Weekend Box Office: Ours is the Fury

As tanks generally do, Fury rolled over the competition this weekend, knocking Gone Girl from the No. 1 position with $23 million in ticket sales. Brad Pitt’s gory WWII movie, with all its attendant manly nicknames and graphic decapitations, unsurprisingly skewed older (51 percent of moviegoers were over the age of 35) and male (60 percent). But Gone Girl still held strong at No. 2, pulling in an additional $17.8 million to bring its total to $107 million, a very respectable number for a movie with neither superheroes (future Batman excepted) nor things only ‘80s kids understand (’70s and ‘90s kids also have marriage problems, presumably) in it.

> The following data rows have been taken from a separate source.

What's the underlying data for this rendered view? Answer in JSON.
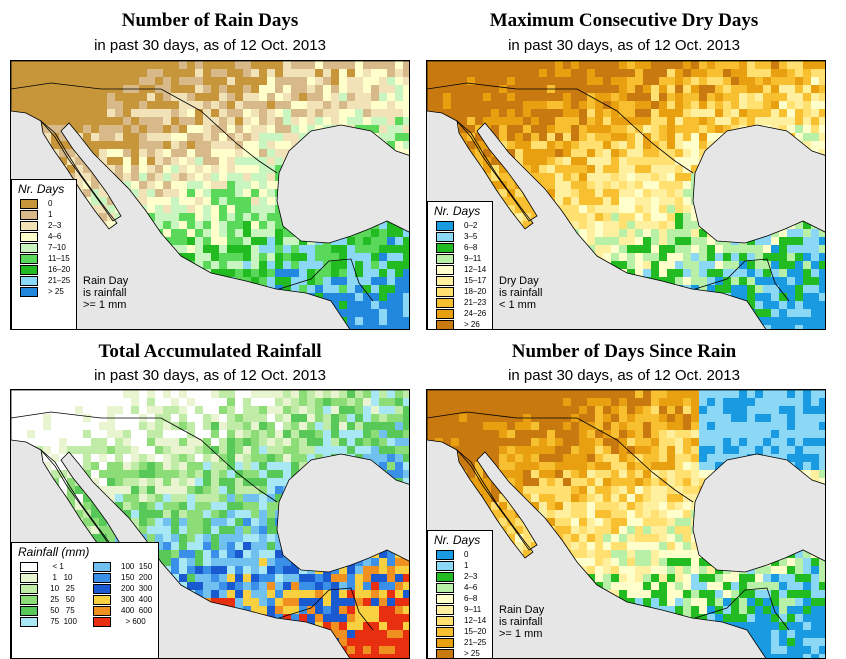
{
  "panels": [
    {
      "id": "rain_days",
      "title": "Number of Rain Days",
      "subtitle": "in past 30 days, as of  12 Oct. 2013",
      "legend": {
        "heading": "Nr. Days",
        "items": [
          {
            "label": "0",
            "color": "#c8963a"
          },
          {
            "label": "1",
            "color": "#d7b98a"
          },
          {
            "label": "2–3",
            "color": "#f2e2b8"
          },
          {
            "label": "4–6",
            "color": "#ffffcc"
          },
          {
            "label": "7–10",
            "color": "#c8f5c0"
          },
          {
            "label": "11–15",
            "color": "#5ad85a"
          },
          {
            "label": "16–20",
            "color": "#22bb22"
          },
          {
            "label": "21–25",
            "color": "#8ad8f5"
          },
          {
            "label": "> 25",
            "color": "#2288dd"
          }
        ]
      },
      "note": [
        "Rain Day",
        "is rainfall",
        ">= 1 mm"
      ]
    },
    {
      "id": "dry_days",
      "title": "Maximum Consecutive Dry Days",
      "subtitle": "in past 30 days, as of  12 Oct. 2013",
      "legend": {
        "heading": "Nr. Days",
        "items": [
          {
            "label": "0–2",
            "color": "#1a9ae0"
          },
          {
            "label": "3–5",
            "color": "#8ad8f5"
          },
          {
            "label": "6–8",
            "color": "#22bb22"
          },
          {
            "label": "9–11",
            "color": "#b8f0a8"
          },
          {
            "label": "12–14",
            "color": "#ffffcc"
          },
          {
            "label": "15–17",
            "color": "#fff0a0"
          },
          {
            "label": "18–20",
            "color": "#ffe070"
          },
          {
            "label": "21–23",
            "color": "#f8c030"
          },
          {
            "label": "24–26",
            "color": "#e8a010"
          },
          {
            "label": "> 26",
            "color": "#c87a10"
          }
        ]
      },
      "note": [
        "Dry Day",
        "is rainfall",
        "< 1 mm"
      ]
    },
    {
      "id": "total_rain",
      "title": "Total Accumulated Rainfall",
      "subtitle": "in past 30 days, as of  12 Oct. 2013",
      "legend": {
        "heading": "Rainfall (mm)",
        "items": [
          {
            "label": "  < 1",
            "color": "#ffffff"
          },
          {
            "label": "  1   10",
            "color": "#e8f5d0"
          },
          {
            "label": " 10   25",
            "color": "#c0eca8"
          },
          {
            "label": " 25   50",
            "color": "#8cdc78"
          },
          {
            "label": " 50   75",
            "color": "#58c858"
          },
          {
            "label": " 75  100",
            "color": "#a8e8f5"
          },
          {
            "label": "100  150",
            "color": "#70c0f0"
          },
          {
            "label": "150  200",
            "color": "#3a90e8"
          },
          {
            "label": "200  300",
            "color": "#1a5ad0"
          },
          {
            "label": "300  400",
            "color": "#f8d040"
          },
          {
            "label": "400  600",
            "color": "#f09020"
          },
          {
            "label": "  > 600",
            "color": "#e83010"
          }
        ]
      },
      "note": []
    },
    {
      "id": "since_rain",
      "title": "Number of Days Since Rain",
      "subtitle": "in past 30 days, as of  12 Oct. 2013",
      "legend": {
        "heading": "Nr. Days",
        "items": [
          {
            "label": "0",
            "color": "#1a9ae0"
          },
          {
            "label": "1",
            "color": "#8ad8f5"
          },
          {
            "label": "2–3",
            "color": "#22bb22"
          },
          {
            "label": "4–6",
            "color": "#b8f0a8"
          },
          {
            "label": "6–8",
            "color": "#ffffcc"
          },
          {
            "label": "9–11",
            "color": "#fff0a0"
          },
          {
            "label": "12–14",
            "color": "#ffe070"
          },
          {
            "label": "15–20",
            "color": "#f8c030"
          },
          {
            "label": "21–25",
            "color": "#e8a010"
          },
          {
            "label": "> 25",
            "color": "#c87a10"
          }
        ]
      },
      "note": [
        "Rain Day",
        "is rainfall",
        ">= 1 mm"
      ]
    }
  ]
}
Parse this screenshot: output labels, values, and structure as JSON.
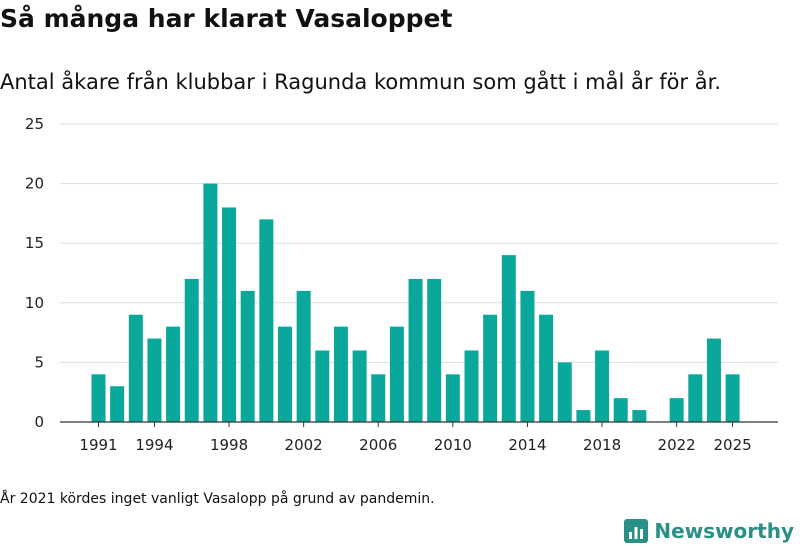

A similar dynamic played out in the kids’-movie world as Guillermo Del Toro-produced newcomer The Book Of Life took the No. 3 spot, knocking Alexander And The Terrible, Horrible, No-Good, Very Bad Day down to No. 4. The Book Of Life pulled in $17 million, on par with The Boxtrolls’ $17.3 million debut last month, both impressive showings for animated films released without the support of the Disney/Pixar hype machine. But despite its title, Alexander is doing fine, having pulled in $36 million on a $28 million budget before the movie hits the “Mommy really needs 90 minutes of quiet” home-video stage.

Speaking of bad days, Annabelle dropped from No. 4 to No. 8 this weekend, a dramatic 50 percent decline—but considering the movie has already made $74 million on a $5 million budget, James Wan and company can afford to step back and let another horror movie have a little bit of fun. However, that other horror movie was the dreary Dracula Untold, which dropped from No. 2 to No. 6 as moviegoers donned wreaths of garlic and threw holy water at the idea of Dracula as Batman-esque dark guardian. $9.8 million is the box office Universal deserves, if not the box office it needs right now.

Finally, the romance appears to be over as The Best Of Me opened to $10.2 million, the worst opening weekend ever for a Nicholas Sparks movie. Sparks wrote America 365 letters, one for every day of the year, but America couldn’t wait forever. Now Sparks will have to win America back via a soft-focus montage involving a tire swing and kissing in the rain, before they die together in a canoeing accident or whatever.